Lottery Scammers use love as tool of trade
The Jamaican scammer has evolved in such a way that he not only scams a number of elderly persons living in the United States of America (USA), but also scams the elderly to fall in love with them, coaxing them to become a part of the scheme.
Sergeant Kevin Watson, public relations officer for the Major Organised Crime and Anti-Corruption Agency (MOCA) West, which covers Trelawny, St James, Westmoreland and Hanover, told THE STAR that the lottery scam scheme is constantly evolving.
"We have seen different ways that lottery scammers have used to convince their victims to send money," he said.
"Sometimes after the scammer has exhausted soliciting money in one way, they will develop an intimate relationship with the victim. We have seen quite a number of these cases," the investigator said.
Sergeant Watson further told THE STAR that similar cases have come to the fore recently, including the employment of young female scammers to lure elderly United States men, using intimacy as their scamming tool.

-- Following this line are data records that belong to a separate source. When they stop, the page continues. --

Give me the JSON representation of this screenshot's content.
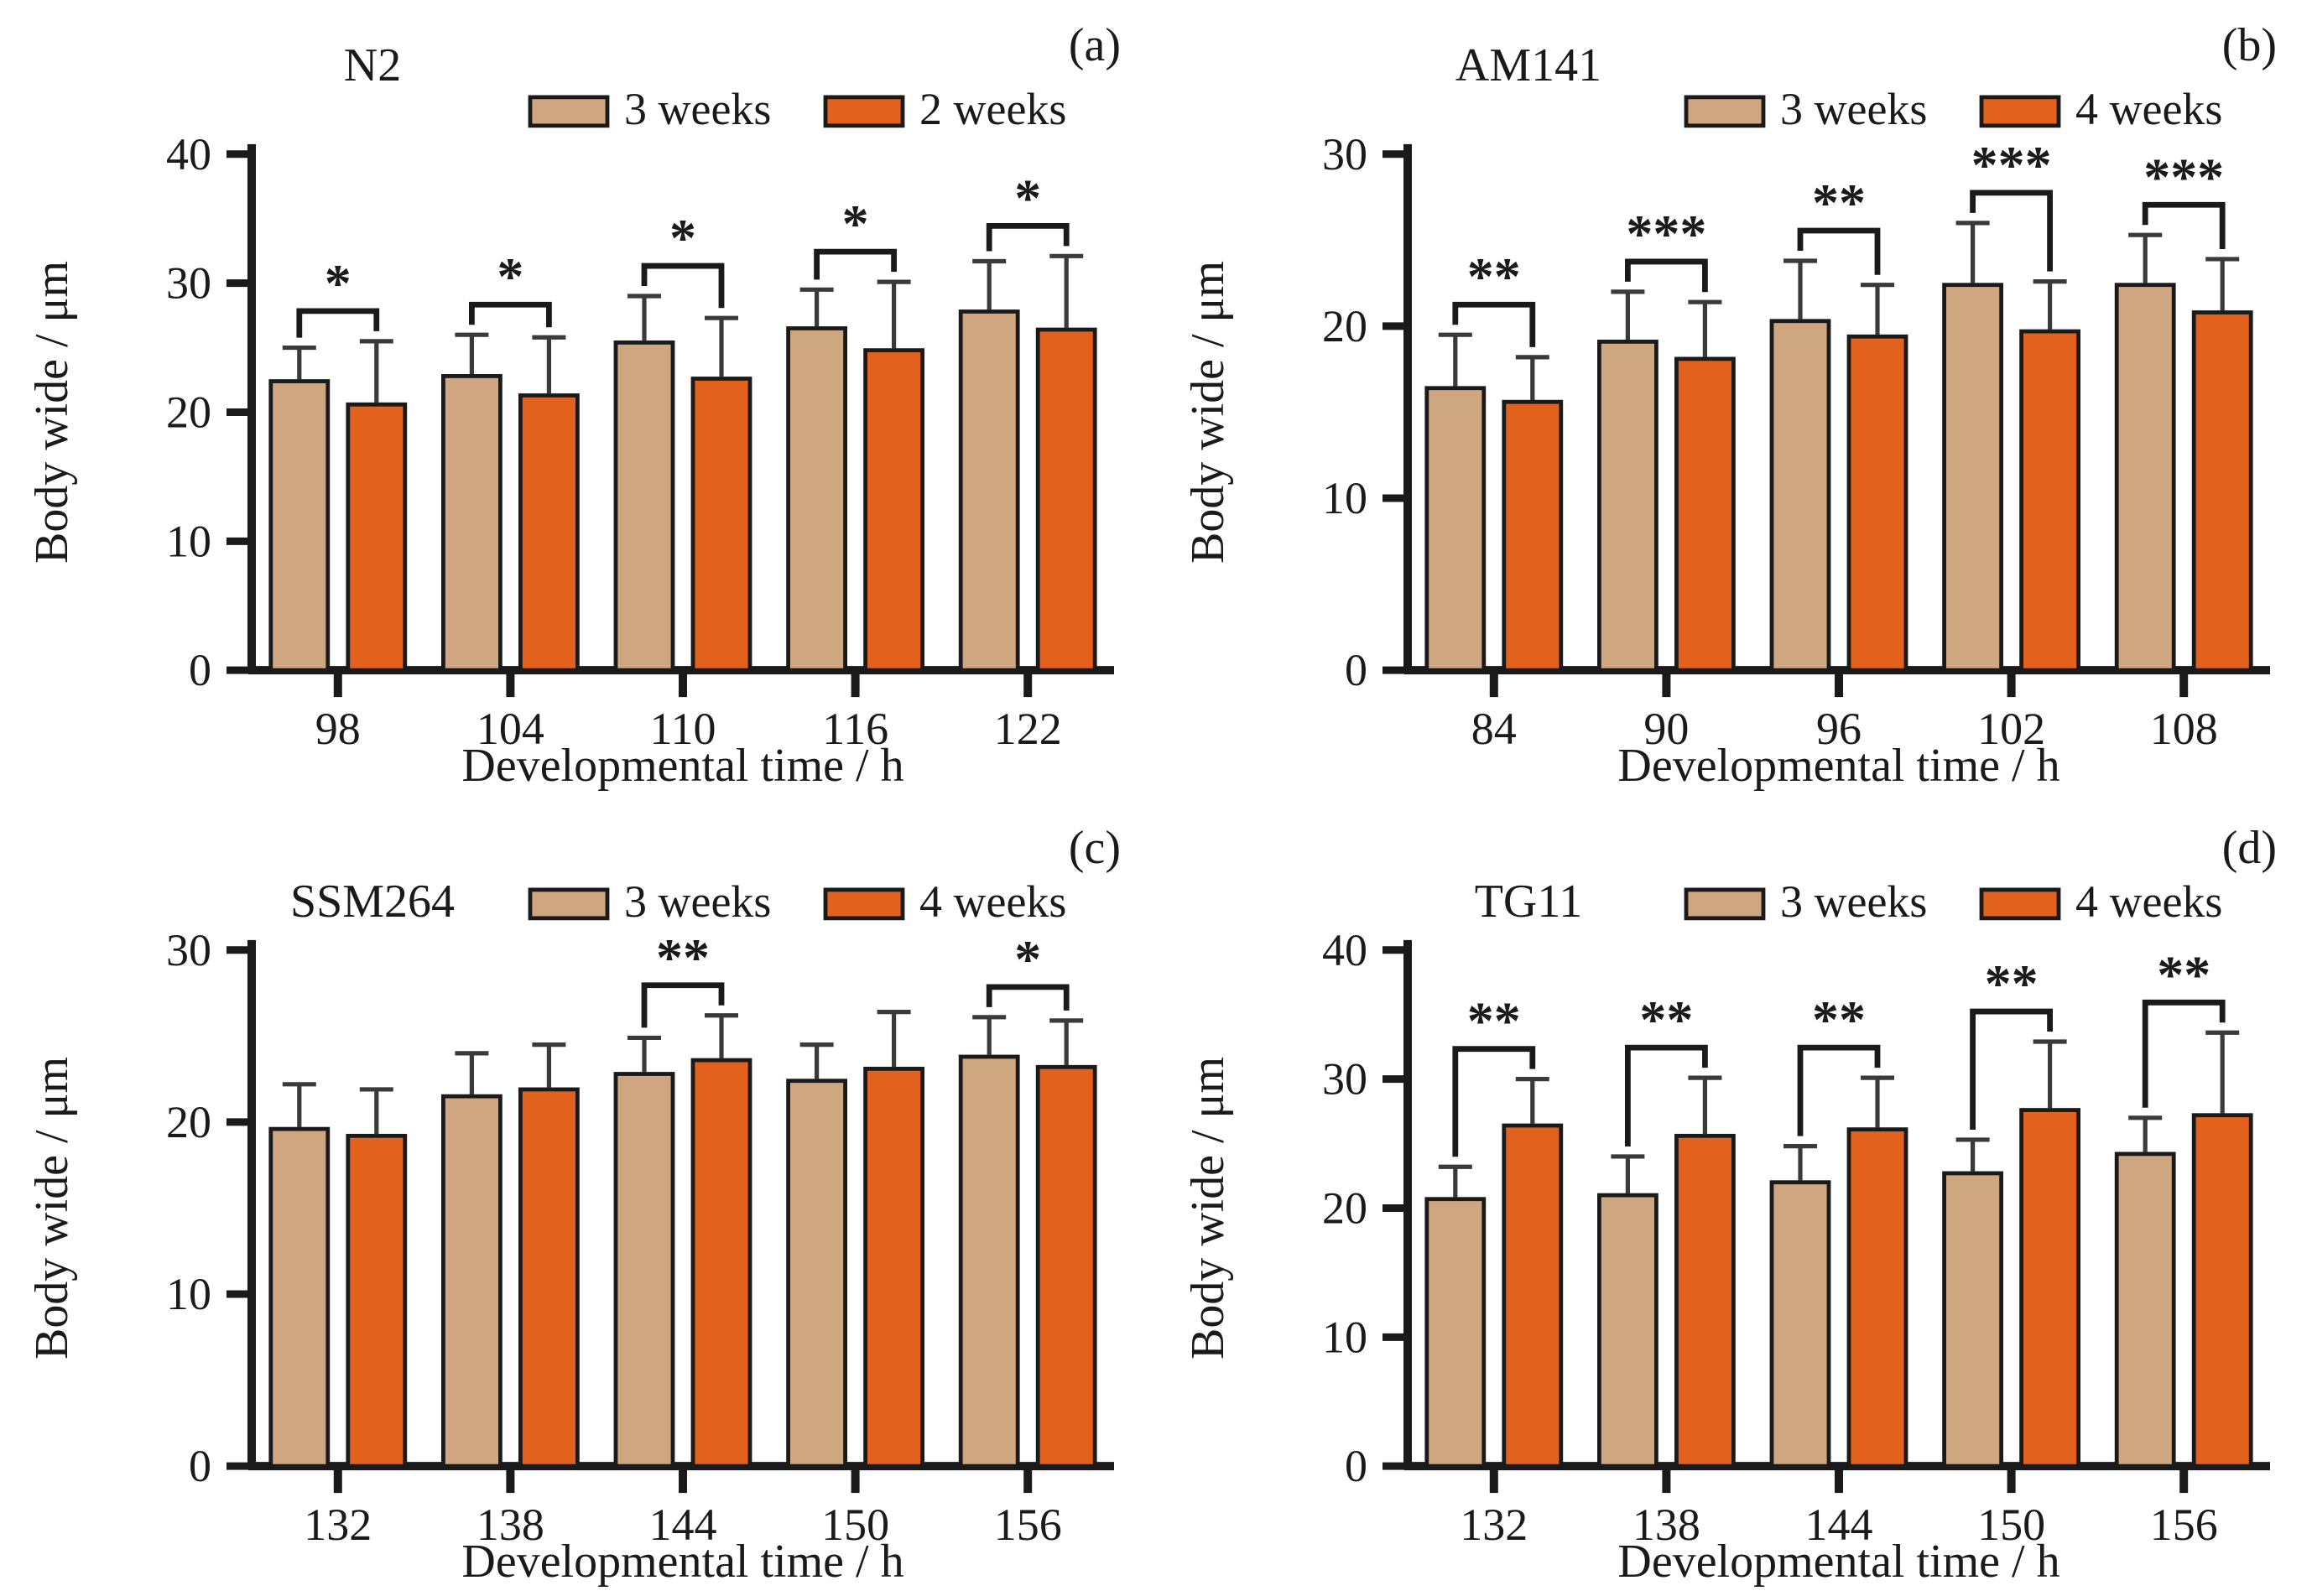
{
  "figure": {
    "background": "#ffffff",
    "axis_color": "#1a1a1a",
    "bar_stroke_color": "#1a1a1a",
    "error_bar_color": "#3a3a3a",
    "significance_color": "#1a1a1a",
    "tan_color": "#CEA781",
    "orange_color": "#E2611D"
  },
  "chart_data": [
    {
      "id": "a",
      "panel_letter": "(a)",
      "title": "N2",
      "type": "bar",
      "xlabel": "Developmental time / h",
      "ylabel": "Body wide / μm",
      "categories": [
        "98",
        "104",
        "110",
        "116",
        "122"
      ],
      "ylim": [
        0,
        40
      ],
      "ytick_step": 10,
      "grid": false,
      "legend_position": "top-right",
      "series": [
        {
          "name": "3 weeks",
          "color": "#CEA781",
          "values": [
            22.4,
            22.8,
            25.4,
            26.5,
            27.8
          ],
          "errors": [
            2.6,
            3.2,
            3.6,
            3.0,
            3.9
          ]
        },
        {
          "name": "2 weeks",
          "color": "#E2611D",
          "values": [
            20.6,
            21.3,
            22.6,
            24.8,
            26.4
          ],
          "errors": [
            4.9,
            4.5,
            4.7,
            5.3,
            5.7
          ]
        }
      ],
      "significance": [
        "*",
        "*",
        "*",
        "*",
        "*"
      ]
    },
    {
      "id": "b",
      "panel_letter": "(b)",
      "title": "AM141",
      "type": "bar",
      "xlabel": "Developmental time / h",
      "ylabel": "Body wide / μm",
      "categories": [
        "84",
        "90",
        "96",
        "102",
        "108"
      ],
      "ylim": [
        0,
        30
      ],
      "ytick_step": 10,
      "grid": false,
      "legend_position": "top-right",
      "series": [
        {
          "name": "3 weeks",
          "color": "#CEA781",
          "values": [
            16.4,
            19.1,
            20.3,
            22.4,
            22.4
          ],
          "errors": [
            3.1,
            2.9,
            3.5,
            3.6,
            2.9
          ]
        },
        {
          "name": "4 weeks",
          "color": "#E2611D",
          "values": [
            15.6,
            18.1,
            19.4,
            19.7,
            20.8
          ],
          "errors": [
            2.6,
            3.3,
            3.0,
            2.9,
            3.1
          ]
        }
      ],
      "significance": [
        "**",
        "***",
        "**",
        "***",
        "***"
      ]
    },
    {
      "id": "c",
      "panel_letter": "(c)",
      "title": "SSM264",
      "type": "bar",
      "xlabel": "Developmental time / h",
      "ylabel": "Body wide / μm",
      "categories": [
        "132",
        "138",
        "144",
        "150",
        "156"
      ],
      "ylim": [
        0,
        30
      ],
      "ytick_step": 10,
      "grid": false,
      "legend_position": "top-right",
      "series": [
        {
          "name": "3 weeks",
          "color": "#CEA781",
          "values": [
            19.6,
            21.5,
            22.8,
            22.4,
            23.8
          ],
          "errors": [
            2.6,
            2.5,
            2.1,
            2.1,
            2.3
          ]
        },
        {
          "name": "4 weeks",
          "color": "#E2611D",
          "values": [
            19.2,
            21.9,
            23.6,
            23.1,
            23.2
          ],
          "errors": [
            2.7,
            2.6,
            2.6,
            3.3,
            2.7
          ]
        }
      ],
      "significance": [
        null,
        null,
        "**",
        null,
        "*"
      ]
    },
    {
      "id": "d",
      "panel_letter": "(d)",
      "title": "TG11",
      "type": "bar",
      "xlabel": "Developmental time / h",
      "ylabel": "Body wide / μm",
      "categories": [
        "132",
        "138",
        "144",
        "150",
        "156"
      ],
      "ylim": [
        0,
        40
      ],
      "ytick_step": 10,
      "grid": false,
      "legend_position": "top-right",
      "series": [
        {
          "name": "3 weeks",
          "color": "#CEA781",
          "values": [
            20.7,
            21.0,
            22.0,
            22.7,
            24.2
          ],
          "errors": [
            2.5,
            3.0,
            2.8,
            2.6,
            2.8
          ]
        },
        {
          "name": "4 weeks",
          "color": "#E2611D",
          "values": [
            26.4,
            25.6,
            26.1,
            27.6,
            27.2
          ],
          "errors": [
            3.6,
            4.5,
            4.0,
            5.3,
            6.4
          ]
        }
      ],
      "significance": [
        "**",
        "**",
        "**",
        "**",
        "**"
      ]
    }
  ]
}
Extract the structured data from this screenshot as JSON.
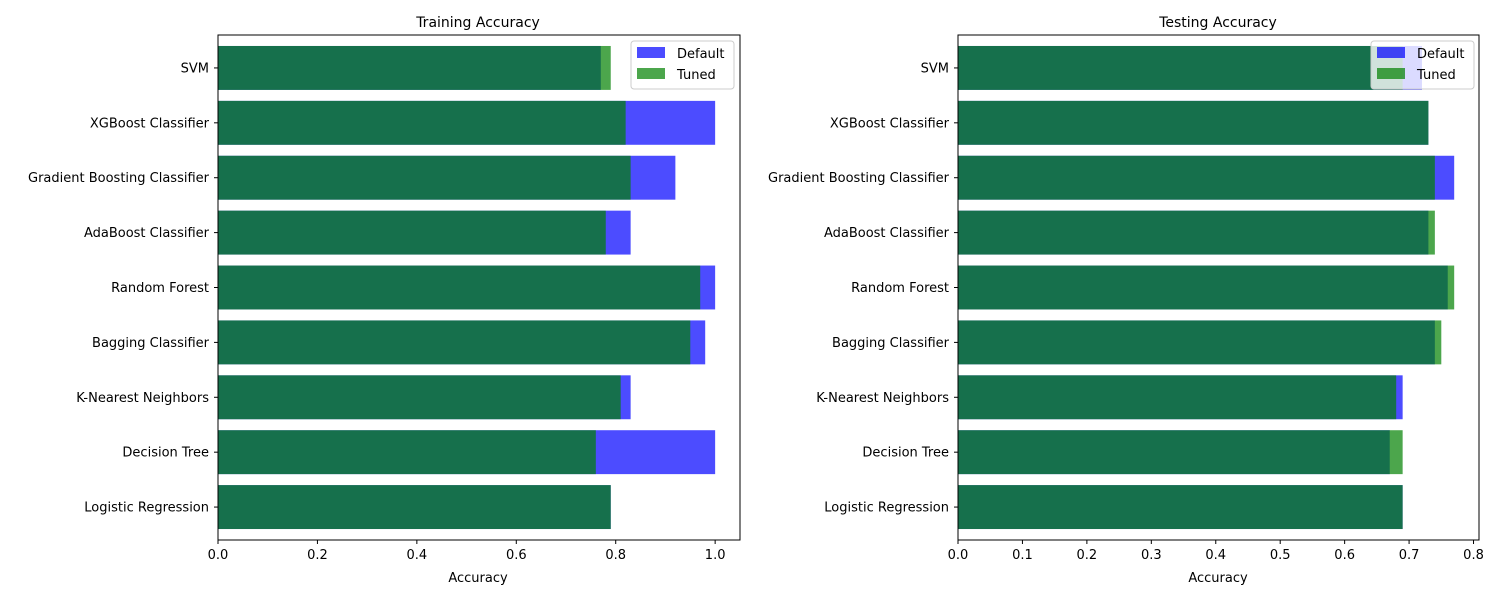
{
  "chart_data": [
    {
      "type": "bar",
      "orientation": "horizontal",
      "title": "Training Accuracy",
      "xlabel": "Accuracy",
      "ylabel": "",
      "xlim": [
        0,
        1.05
      ],
      "xticks": [
        "0.0",
        "0.2",
        "0.4",
        "0.6",
        "0.8",
        "1.0"
      ],
      "xtick_values": [
        0.0,
        0.2,
        0.4,
        0.6,
        0.8,
        1.0
      ],
      "categories": [
        "Logistic Regression",
        "Decision Tree",
        "K-Nearest Neighbors",
        "Bagging Classifier",
        "Random Forest",
        "AdaBoost Classifier",
        "Gradient Boosting Classifier",
        "XGBoost Classifier",
        "SVM"
      ],
      "series": [
        {
          "name": "Default",
          "color": "#0000ff",
          "values": [
            0.79,
            1.0,
            0.83,
            0.98,
            1.0,
            0.83,
            0.92,
            1.0,
            0.77
          ]
        },
        {
          "name": "Tuned",
          "color": "#008000",
          "values": [
            0.79,
            0.76,
            0.81,
            0.95,
            0.97,
            0.78,
            0.83,
            0.82,
            0.79
          ]
        }
      ],
      "legend": "top-right",
      "grid": false
    },
    {
      "type": "bar",
      "orientation": "horizontal",
      "title": "Testing Accuracy",
      "xlabel": "Accuracy",
      "ylabel": "",
      "xlim": [
        0,
        0.8085
      ],
      "xticks": [
        "0.0",
        "0.1",
        "0.2",
        "0.3",
        "0.4",
        "0.5",
        "0.6",
        "0.7",
        "0.8"
      ],
      "xtick_values": [
        0.0,
        0.1,
        0.2,
        0.3,
        0.4,
        0.5,
        0.6,
        0.7,
        0.8
      ],
      "categories": [
        "Logistic Regression",
        "Decision Tree",
        "K-Nearest Neighbors",
        "Bagging Classifier",
        "Random Forest",
        "AdaBoost Classifier",
        "Gradient Boosting Classifier",
        "XGBoost Classifier",
        "SVM"
      ],
      "series": [
        {
          "name": "Default",
          "color": "#0000ff",
          "values": [
            0.69,
            0.67,
            0.69,
            0.74,
            0.76,
            0.73,
            0.77,
            0.73,
            0.72
          ]
        },
        {
          "name": "Tuned",
          "color": "#008000",
          "values": [
            0.69,
            0.69,
            0.68,
            0.75,
            0.77,
            0.74,
            0.74,
            0.73,
            0.69
          ]
        }
      ],
      "legend": "top-right",
      "grid": false
    }
  ]
}
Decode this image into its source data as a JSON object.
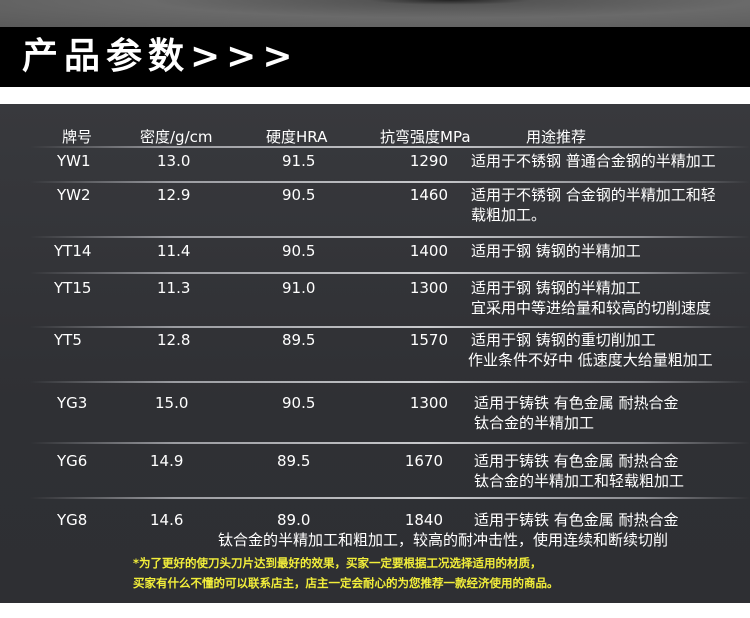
{
  "title": "产品参数>>>",
  "headers": [
    "牌号",
    "密度/g/cm",
    "硬度HRA",
    "抗弯强度MPa",
    "用途推荐"
  ],
  "rows": [
    {
      "grade": "YW1",
      "density": "13.0",
      "hardness": "91.5",
      "strength": "1290",
      "usage": [
        "适用于不锈钢 普通合金钢的半精加工"
      ]
    },
    {
      "grade": "YW2",
      "density": "12.9",
      "hardness": "90.5",
      "strength": "1460",
      "usage": [
        "适用于不锈钢 合金钢的半精加工和轻",
        "载粗加工。"
      ]
    },
    {
      "grade": "YT14",
      "density": "11.4",
      "hardness": "90.5",
      "strength": "1400",
      "usage": [
        "适用于钢 铸钢的半精加工"
      ]
    },
    {
      "grade": "YT15",
      "density": "11.3",
      "hardness": "91.0",
      "strength": "1300",
      "usage": [
        "适用于钢 铸钢的半精加工",
        "宜采用中等进给量和较高的切削速度"
      ]
    },
    {
      "grade": "YT5",
      "density": "12.8",
      "hardness": "89.5",
      "strength": "1570",
      "usage": [
        "适用于钢 铸钢的重切削加工",
        "作业条件不好中 低速度大给量粗加工"
      ]
    },
    {
      "grade": "YG3",
      "density": "15.0",
      "hardness": "90.5",
      "strength": "1300",
      "usage": [
        "适用于铸铁 有色金属 耐热合金",
        "钛合金的半精加工"
      ]
    },
    {
      "grade": "YG6",
      "density": "14.9",
      "hardness": "89.5",
      "strength": "1670",
      "usage": [
        "适用于铸铁 有色金属 耐热合金",
        "钛合金的半精加工和轻载粗加工"
      ]
    },
    {
      "grade": "YG8",
      "density": "14.6",
      "hardness": "89.0",
      "strength": "1840",
      "usage": [
        "适用于铸铁 有色金属 耐热合金",
        "钛合金的半精加工和粗加工，较高的耐冲击性，使用连续和断续切削"
      ]
    }
  ],
  "notes": [
    "*为了更好的使刀头刀片达到最好的效果，买家一定要根据工况选择适用的材质，",
    "买家有什么不懂的可以联系店主，店主一定会耐心的为您推荐一款经济使用的商品。"
  ],
  "colors": {
    "panel": "#313236",
    "band": "#000000",
    "note": "#f2ee3a"
  }
}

"A lot of these persons are elderly, who feel lonely. When the scammer calls every single day to check up on them, they take advantage of them," Watson said.
Recently, a 51-year-old woman, Ella Mae Bradley, who resides in Evansville in Indiana, United States, reportedly fell for a Jamaican scammer who had previously scammed her.
She was recently arrested by officials after being implicated in a scheme which left elderly United States residents penniless.
Police alleged that Bradley was a victim of the Jamaican lottery scam in which she was fleeced of several thousand US dollars.
She then reportedly joined the scamming world.
The police further alleged that persons sent a number of cashier's cheques and cash to Bradley's home. The cops said that she, in turn, kept a portion of the ill-gotten money, and sent the rest to the Jamaican scammer.
Bradley reportedly told investigators that she had been a victim of the same scammers for two years and began helping them to try recoup her losses.
She claimed to have sent around US$1 million (approximately J$122 million) to Jamaica during the years inn which she was a victim of lottery scamming.